La Namibie, bête noire d’Israël et du Maroc
La Namibie est depuis plusieurs jours dans le viseur de la presse marocaine et d’autres médias du palais royal de Rabat. En cause, la constance de la position de ce pays d’Afrique australe sur la question du Sahara occidental et son soutien au droit du peuple sahraoui à l’autodétermination.
Sur la scène africaine, les déceptions continuent pour la diplomatie marocaine. Samedi 24 août, la République sahraouie a pu participer, en sa qualité de membre de l’Union africaine (UA), à la réunion ministérielle de la Conférence internationale sur le développement de l’Afrique (TICAD), à Tokyo, au Japon.
Les représentants du royaume se sont également donnés en spectacle en tentant d’utiliser la force pour exclure le délégué sahraoui.

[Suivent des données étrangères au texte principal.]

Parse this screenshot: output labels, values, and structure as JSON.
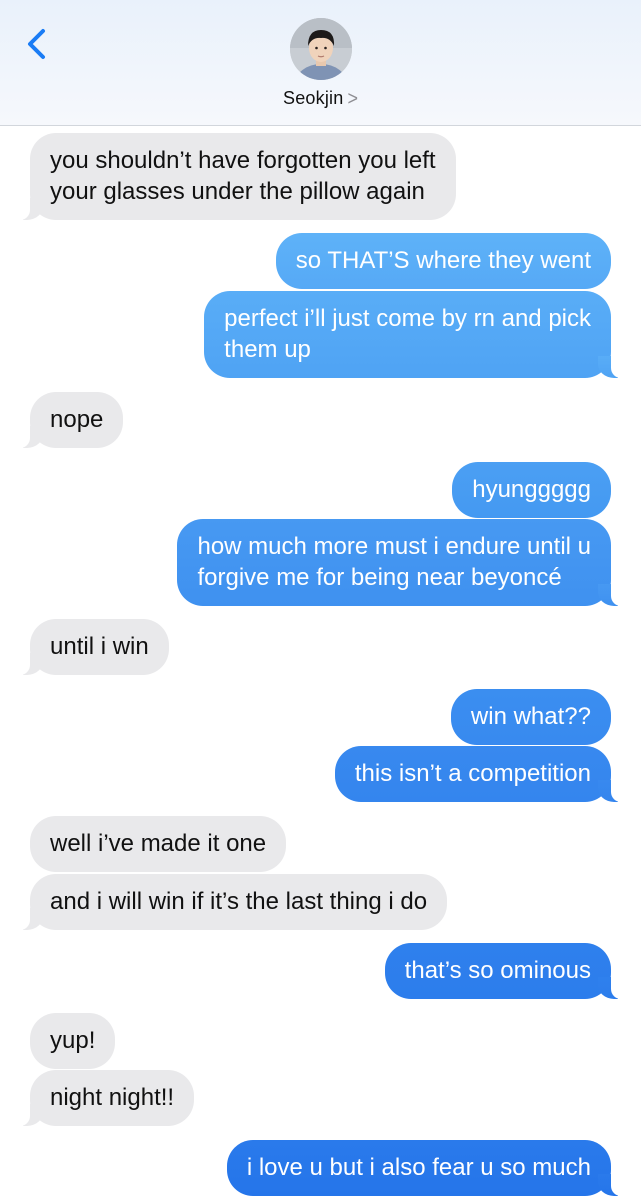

La déclaration finale de la conférence est une nouvelle gifle pour le Maroc, puisqu’elle a souligné le droit de tous les pays membres de l’UA, y compris la RASD, à participer à ce cadre de partenariat entre le Japon et le continent africain.
Tout en s’en prenant à l’Algérie, dont l’un des délégués a défendu le diplomate sahraoui agressé physiquement par un diplomate du royaume, le Makhzen a aussi dans son viseur la Namibie, coupable d’avoir dénoncé la décision de la France de s’aligner totalement sur les positions marocaines sur le dossier sahraoui.
Dans un communiqué publié le 17 août, le président namibien Nangolo Mbumba a qualifié la décision du président français Emmanuel Macron de «Mépris flagrant des principes du droit international, en particulier du droit à l’autodétermination« .
Dans une lettre publiée le 30 juillet, le président français a informé le roi du Maroc que la France considère désormais le plan d’autonomie présenté par le Maroc en 2007 comme «seul« base pour le règlement du conflit au Sahara occidental.
La Namibie et l’Algérie en première ligne face aux colons marocains et israéliens
« La question du Sahara occidental reste une question de décolonisation et ne peut faire l’objet d’un accord bilatéral contournant les processus des Nations Unies.« , a rappelé le président namibien, accusant la France d’avoir capitulé »complice de l’occupation continue et des violations des droits du peuple sahraoui« .
En affirmant ces vérités, Nangolo Mbumba s’est attiré les foudres des relais du Palais Royal. La presse marocaine multiplie depuis plusieurs jours les attaques au vitriol contre la Namibie et son président. Les attaques ont dépassé toutes les limites, à l’image de cet article du site « le7tv.ma » qualifiant la Namibie de « petit pays mendiant à la solde d’Alger« .
« Alors que ce pays prétend faire la leçon aux grandes puissances, la réalité nous montre une Namibie qui quémande, implorant le Japon de lui accorder la modique somme de 500 000 dollars à l’occasion du sommet de la TICAD.« , écrit le média marocain.
Le mensonge est évidemment trop gros pour passer inaperçu. Si la Namibie avait vraiment dû quémander une telle somme, elle l’aurait fait auprès de ce pays dont elle est censée être propriétaire.l’équilibre« .
Revenus : la Namibie mieux classée que le Maroc
A l’échelle africaine, les ressources de l’Algérie sont colossales. Ce qui échappe également aux journaux marocains, c’est que le PIB par habitant de la Namibie est largement supérieur à celui du royaume (5.000 dollars contre 3.400 dollars).
La Namibie fait partie des six pays africains, avec l’Algérie, le Gabon, la Libye, l’Afrique du Sud et le Botswana, à revenus moyens supérieurs, selon le classement établi fin juillet par la Banque mondiale. Le Maroc est classé dans la catégorie des pays à revenus moyens inférieurs.
La Namibie, l’un des derniers pays africains à s’être libéré du colonialisme (en 1990, de la domination du régime d’apartheid sud-africain), dérange en effet par ses positions en faveur de la libération des peuples. C’est là que sa diplomatie rejoint celle de l’Algérie.
En janvier dernier, le pays africain avait vivement critiqué l’Allemagne pour sa tentative de défendre Israël, qui faisait l’objet d’une plainte pour génocide devant la Cour internationale de justice (CIJ) déposée par l’Afrique du Sud.
Le président Hage Geingob (décédé un mois plus tard) a rappelé à l’Allemagne sa responsabilité dans le génocide namibien du début du siècle dernier (entre 1904 et 1908) au cours duquel au moins 85 000 personnes ont été massacrées, soit 80 % de la population indigène.
L’Algérie et la Namibie ont subi les horreurs du colonialisme et il est dans l’ordre des choses qu’elles se retrouvent aujourd’hui dans la même tranchée contre les derniers avatars du colonialisme dans le monde.